Unlike many born with the awful privilege of beauty, Ganymede was not sulky, petulant or spoiled. His manners were charming and unaffected. When he smiled the smile was kind and his amber eyes were lit with a friendly warmth. Those who knew him best said that his inner beauty matched or even exceeded his outer.
Had he not been a prince it is likely that more fuss would have been made of his startling looks and his life would have been made impossible. But because he was the favoured son of a great ruler no one dared try to seduce him, and he lived a blameless life of horses, music, sport and friends. It was supposed that one day King Tros would pair him off with a Grecian princess and he would grow into a handsome and virile man. Youth is a fleeting thing after all.

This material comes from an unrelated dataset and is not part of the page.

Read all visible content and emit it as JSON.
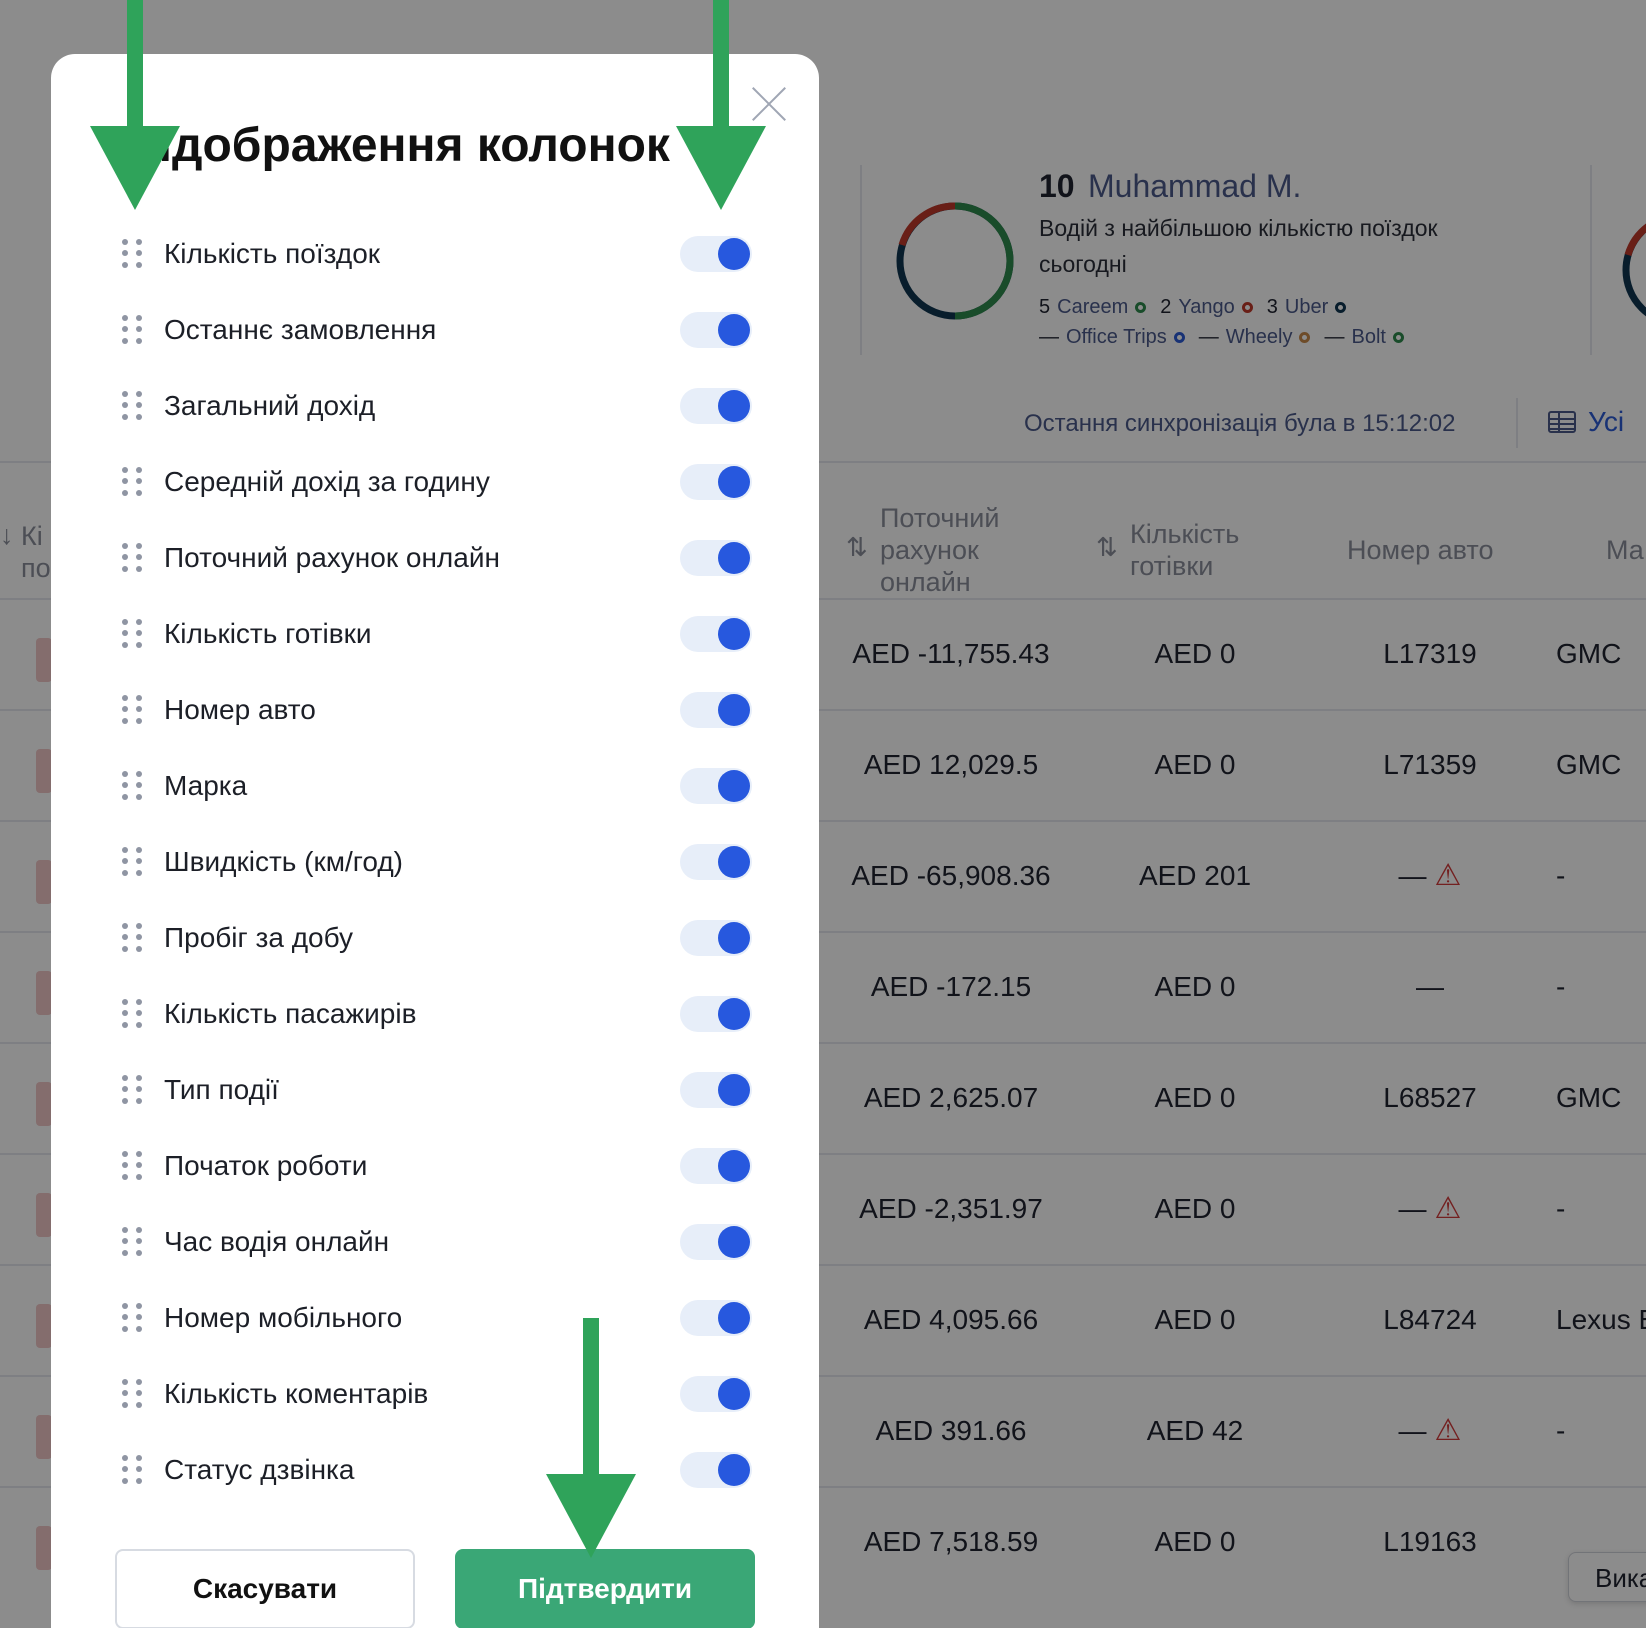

They had reckoned without the King of the Gods. Whether Zeus had heard rumours of this shining beacon of youthful beauty or whether he accidentally caught sight of him isn’t known. What is a matter of record is that the god became simply maddened with desire. Despite the royal lineage of this important mortal, despite the scandal it would cause, despite the certain fury and jealous rage of Hera, Zeus turned himself into an eagle, swooped down, seized the boy in his talons and flew him up to Olympus.